That looks ok. Does the output of apt-get update show that the arvados apt repository is available and that there are no signature verification errors?

I’ve done some local testing and I can’t replicate this problem. I suspect that the problem is caused by (intermittent?) network issues connecting to apt.arvados.org.

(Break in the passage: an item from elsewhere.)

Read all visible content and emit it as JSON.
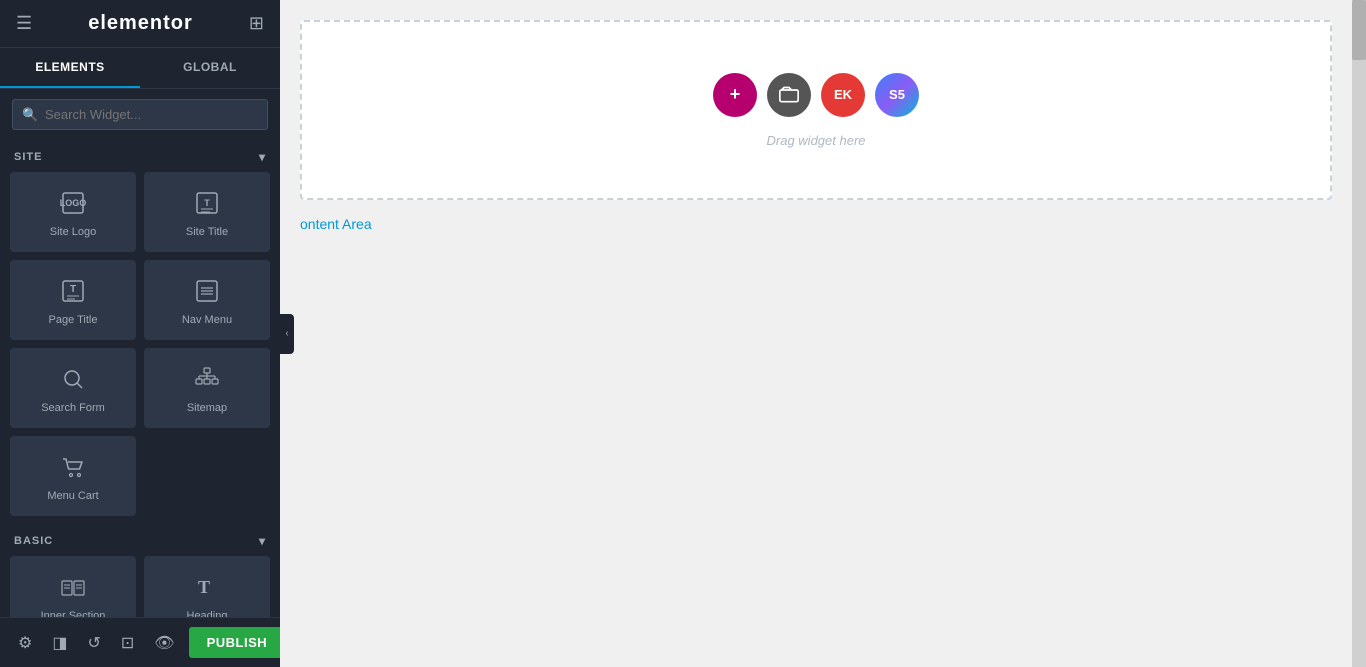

If this is really the problem, re-running the provision script a few times may get you past the problem.

I find some problems with your scripts that some files repeat the content.
For example:

/etc/apt/sources.list.d/pgdg.list:1:deb [signed-by=/usr/share/postgresql-common/pgdg/apt.postgresql.org.gpg] http://apt.postgresql.org/pub/repos/apt focal-pgdg maindeb [signed-by=/usr/share/postgresql-common/pgdg/apt.postgresql.org.gpg] http://apt.postgresql.org/pub/repos/apt focal-pgdg maindeb [signed-by=/usr/share/postgresql-common/pgdg/apt.postgresql.org.gpg] http://apt.postgresql.org/pub/repos/apt focal-pgdg maindeb [signed-by=/usr/share/postgresql-common/pgdg/apt.postgresql.org.gpg] http://apt.postgresql.org/pub/repos/apt focal-pgdg maindeb [signed-by=/usr/share/postgresql-common/pgdg/apt.postgresql.org.gpg] http://apt.postgresql.org/pub/repos/apt focal-pgdg maindeb [signed-by=/usr/share/postgresql-common/pgdg/apt.postgresql.org.gpg] http://apt.postgresql.org/pub/repos/apt focal-pgdg maindeb [signed-by=/usr/share/postgresql-common/pgdg/apt.postgresql.org.gpg] http://apt.postgresql.org/pub/repos/apt focal-pgdg maindeb [signed-by=/usr/share/postgresql-common/pgdg/apt.postgresql.org.gpg] http://apt.postgresql.org/pub/repos/apt focal-pgdg maindeb [signed-by=/usr/share/postgresql-common/pgdg/apt.postgresql.org.gpg] http://apt.postgresql.org/pub/repos/apt focal-pgdg maindeb [signed-by=/usr/share/postgresql-common/pgdg/apt.postgresql.org.gpg] http://apt.postgresql.org/pub/repos/apt focal-pgdg maindeb [signed-by=/usr/share/postgresql-common/pgdg/apt.postgresql.org.gpg] http://apt.postgresql.org/pub/repos/apt focal-pgdg maindeb [signed-by=/usr/share/postgresql-common/pgdg/apt.postgresql.org.gpg] http://apt.postgresql.org/pub/repos/apt focal-pgdg maindeb [signed-by=/usr/share/postgresql-common/pgdg/apt.postgresql.org.gpg] http://apt.postgresql.org/pub/repos/apt focal-pgdg maindeb [signed-by=/usr/share/postgresql-common/pgdg/apt.postgresql.org.gpg] http://apt.postgresql.org/pub/repos/apt focal-pgdg maindeb [signed-by=/usr/share/postgresql-common/pgdg/apt.postgresql.org.gpg] http://apt.postgresql.org/pub/repos/apt focal-pgdg maindeb [signed-by=/usr/share/postgresql-common/pgdg/apt.postgresql.org.gpg] http://apt.postgresql.org/pub/repos/apt focal-pgdg maindeb [signed-by=/usr/share/postgresql-common/pgdg/apt.postgresql.org.gpg] http://apt.postgresql.org/pub/repos/apt focal-pgdg main
/etc/hosts: 10.0.0.4 ........

I update the installation details on the top.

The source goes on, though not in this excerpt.